Ne s’agirait-il pas aussi, avec l’appui quotidien des « chiens de garde » médiatiques de la station, Jean-Claude Bourdin, Éric Brunet et Nicolas Doze notamment, de peser sur les orientations économiques et sociales prises par le gouvernement ? Et de tenter ainsi de l’influencer pour favoriser les intérêts directs du propriétaire de... RMC et du groupe Nextradio TV, Alain Weill. Un patron dont les méthodes particulièrement brutales avec ses salariés, avaient été mises en évidence dans une enquête publiée dans Télérama ?
Des méthodes qui ne gênent visiblement pas Jean-Jacques Bourdin, qui est non seulement un conseiller d’Alain Weill depuis 2001, mais aussi, aujourd’hui, l’un de ses proches : à l’occasion d’une conversation très confraternelle avec Guillaume Erner de France Inter et Christophe Ono-dit-Biot du Point, il avouait ainsi le 22 décembre 2010 aux auditeurs de l’émission « Souriez, vous êtes informés » sur la radio publique qu’« on est devenus très amis avec Alain », concédant au passage : « Parfois, je prends parti. »
Parfois seulement ?
Notes
[1] Soit les salariés des entreprises en comptant moins de 11, auxquels s’ajoutent les employés à domicile ; l’ensemble représentant tout de même 20 % des salariés du pays.[2] Voir le site du ministère du Travail.
[3] Pour une présentation de ces trophées, voir sur le site de RMC.
[4] Jean-Jacques Bourdin se gardant bien de préciser que ces TPE et autres PME bénéficient largement de mesures diverses et variées d’exonération ou d’exemption d’assiette de cotisations ou de contributions sociales. Voir sur le site de la Sécutité sociale.

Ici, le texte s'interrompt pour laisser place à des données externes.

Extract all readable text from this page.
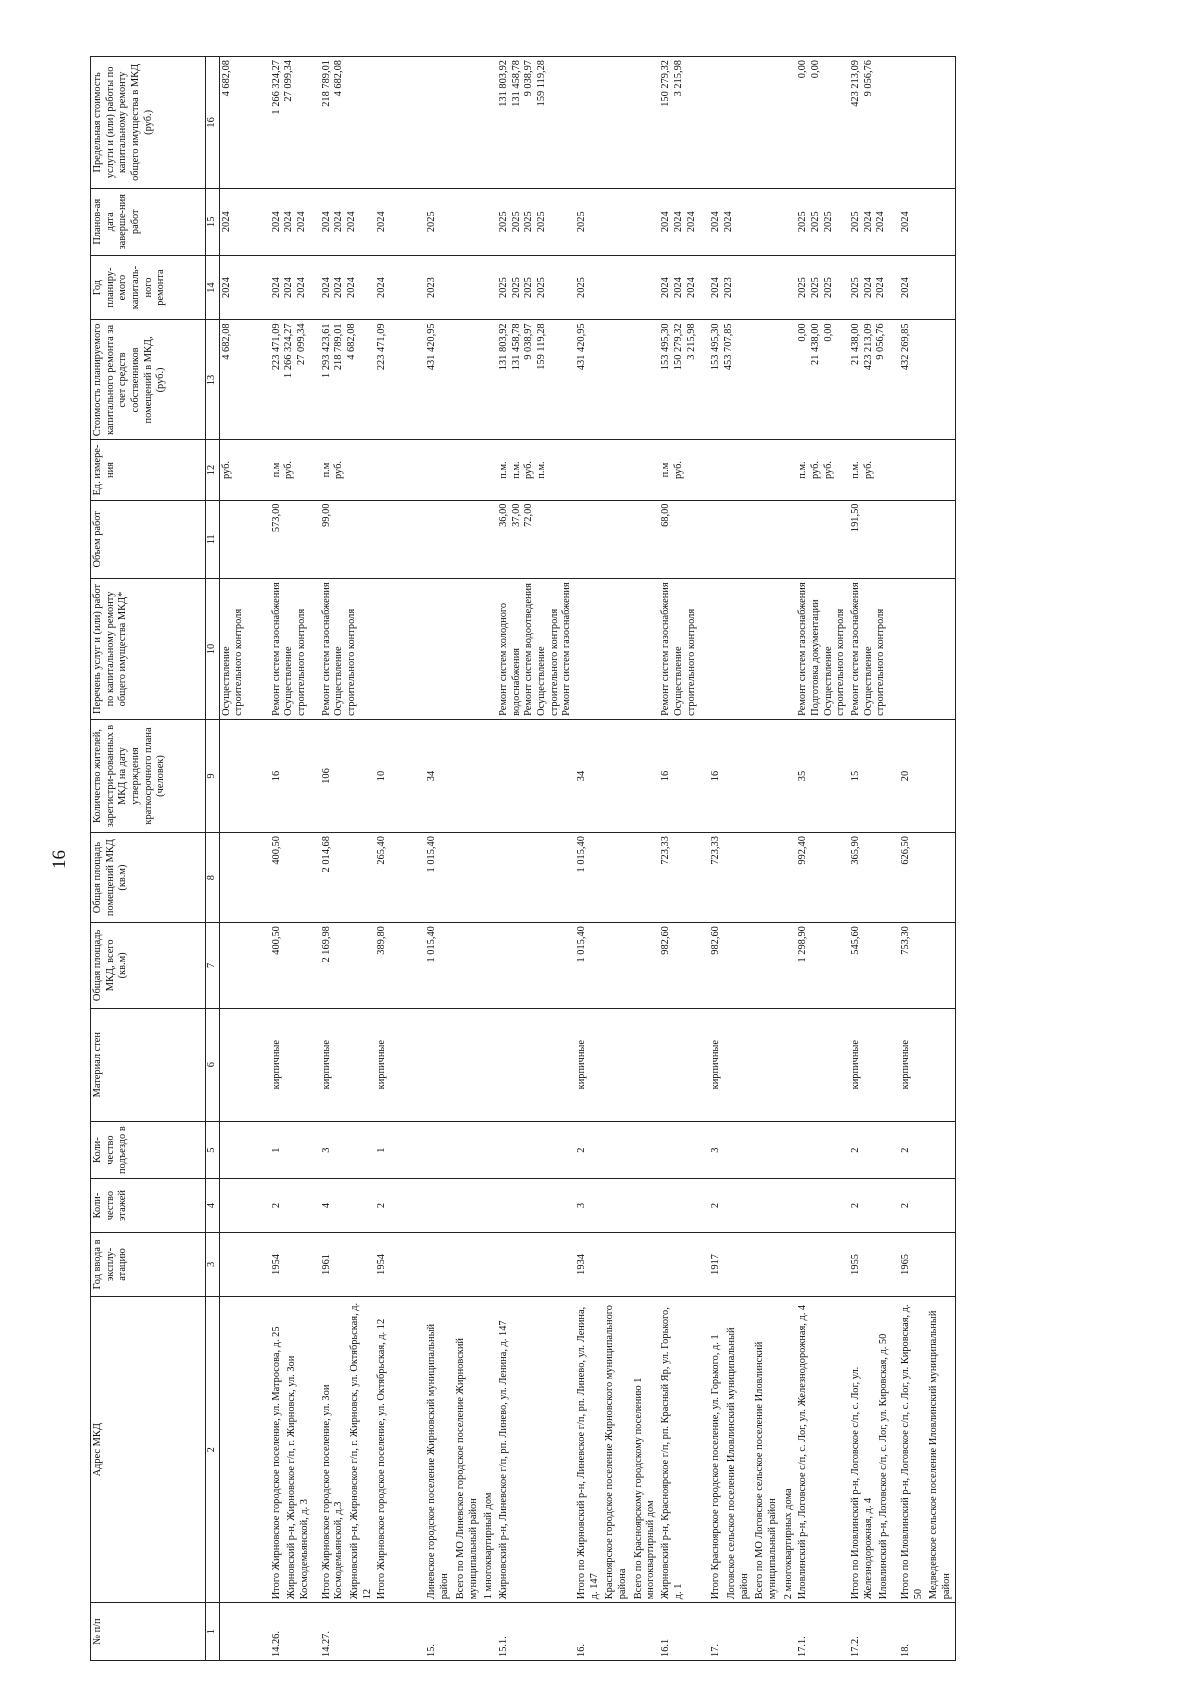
16
№ п/п	Адрес МКД	Год ввода в эксплу-атацию	Коли-чество этажей	Коли-чество подъездо в	Материал стен	Общая площадь МКД, всего (кв.м)	Общая площадь помещений МКД (кв.м)	Количество жителей, зарегистри-рованных в МКД на дату утверждения краткосрочного плана (человек)	Перечень услуг и (или) работ по капитальному ремонту общего имущества МКД*	Объем работ	Ед. измере-ния	Стоимость планируемого капитального ремонта за счет средств собственников помещений в МКД, (руб.)	Год планиру-емого капиталь-ного ремонта	Планов-ая дата заверше-ния работ	Предельная стоимость услуги и (или) работы по капитальному ремонту общего имущества в МКД (руб.)
1	2	3	4	5	6	7	8	9	10	11	12	13	14	15	16

									Осуществление строительного контроля		руб.	4 682,08	2024	2024	4 682,08

14.26.	Итого Жирновское городское поселение, ул. Матросова, д. 25 Жирновский р-н, Жирновское г/п, г. Жирновск, ул. Зои Космодемьянской, д. 3	1954	2	1	кирпичные	400,50	400,50	16	Ремонт систем газоснабжения Осуществление строительного контроля	573,00	п.м руб.	223 471,09 1 266 324,27 27 099,34	2024 2024 2024	2024 2024 2024	1 266 324,27 27 099,34

14.27.	Итого Жирновское городское поселение, ул. Зои Космодемьянской, д.3 Жирновский р-н, Жирновское г/п, г. Жирновск, ул. Октябрьская, д. 12	1961	4	3	кирпичные	2 169,98	2 014,68	106	Ремонт систем газоснабжения Осуществление строительного контроля	99,00	п.м руб.	1 293 423,61 218 789,01 4 682,08	2024 2024 2024	2024 2024 2024	218 789,01 4 682,08

	Итого Жирновское городское поселение, ул. Октябрьская, д. 12	1954	2	1	кирпичные	389,80	265,40	10				223 471,09	2024	2024	

15.	Линевское городское поселение Жирновский муниципальный район Всего по МО Линевское городское поселение Жирновский муниципальный район 1 многоквартирный дом					1 015,40	1 015,40	34				431 420,95	2023	2025	

15.1.	Жирновский р-н, Линевское г/п, рп. Линево, ул. Ленина, д. 147								Ремонт систем холодного водоснабжения Ремонт систем водоотведения Осуществление строительного контроля Ремонт систем газоснабжения	36,00 37,00 72,00	п.м. п.м. руб. п.м.	131 803,92 131 458,78 9 038,97 159 119,28	2025 2025 2025 2025	2025 2025 2025 2025	131 803,92 131 458,78 9 038,97 159 119,28

16.	Итого по Жирновский р-н, Линевское г/п, рп. Линево, ул. Ленина, д. 147 Красноярское городское поселение Жирновского муниципального района Всего по Красноярскому городскому поселению 1 многоквартирный дом	1934	3	2	кирпичные	1 015,40	1 015,40	34				431 420,95	2025	2025	

16.1	Жирновский р-н, Красноярское г/п, рп. Красный Яр, ул. Горького, д. 1					982,60	723,33	16	Ремонт систем газоснабжения Осуществление строительного контроля	68,00	п.м руб.	153 495,30 150 279,32 3 215,98	2024 2024 2024	2024 2024 2024	150 279,32 3 215,98

17.	Итого Красноярское городское поселение, ул. Горького, д. 1 Логовское сельское поселение Иловлинский муниципальный район Всего по МО Логовское сельское поселение Иловлинский муниципальный район 2 многоквартирных дома	1917	2	3	кирпичные	982,60	723,33	16				153 495,30 453 707,85	2024 2023	2024 2024	

17.1.	Иловлинский р-н, Логовское с/п, с. Лог, ул. Железнодорожная, д. 4					1 298,90	992,40	35	Ремонт систем газоснабжения Подготовка документации Осуществление строительного контроля		п.м. руб. руб.	0,00 21 438,00 0,00	2025 2025 2025	2025 2025 2025	0,00 0,00

17.2.	Итого по Иловлинский р-н, Логовское с/п, с. Лог, ул. Железнодорожная, д. 4 Иловлинский р-н, Логовское с/п, с. Лог, ул. Кировская, д. 50	1955	2	2	кирпичные	545,60	365,90	15	Ремонт систем газоснабжения Осуществление строительного контроля	191,50	п.м. руб.	21 438,00 423 213,09 9 056,76	2025 2024 2024	2025 2024 2024	423 213,09 9 056,76

18.	Итого по Иловлинский р-н, Логовское с/п, с. Лог, ул. Кировская, д. 50 Медведевское сельское поселение Иловлинский муниципальный район	1965	2	2	кирпичные	753,30	626,50	20				432 269,85	2024	2024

[5] Il faudra cependant attendre le vote définitif de cette loi de finances pour savoir si ce dispositif sera définitivement instauré...
[6] Notamment les pages 40 et 41 du document suivant.
[7] Lire ici.
[8] Écouter la chronique ici.
[9] Il en était de même sur le site de la radio.
[10] À l’issue de ce rapide survol de la matinale de RMC pilotée par Jean-Jacques Bourdin, on retrouve certains des travers que nous avions déjà relevés dans l’émission « Carrément Brunet ».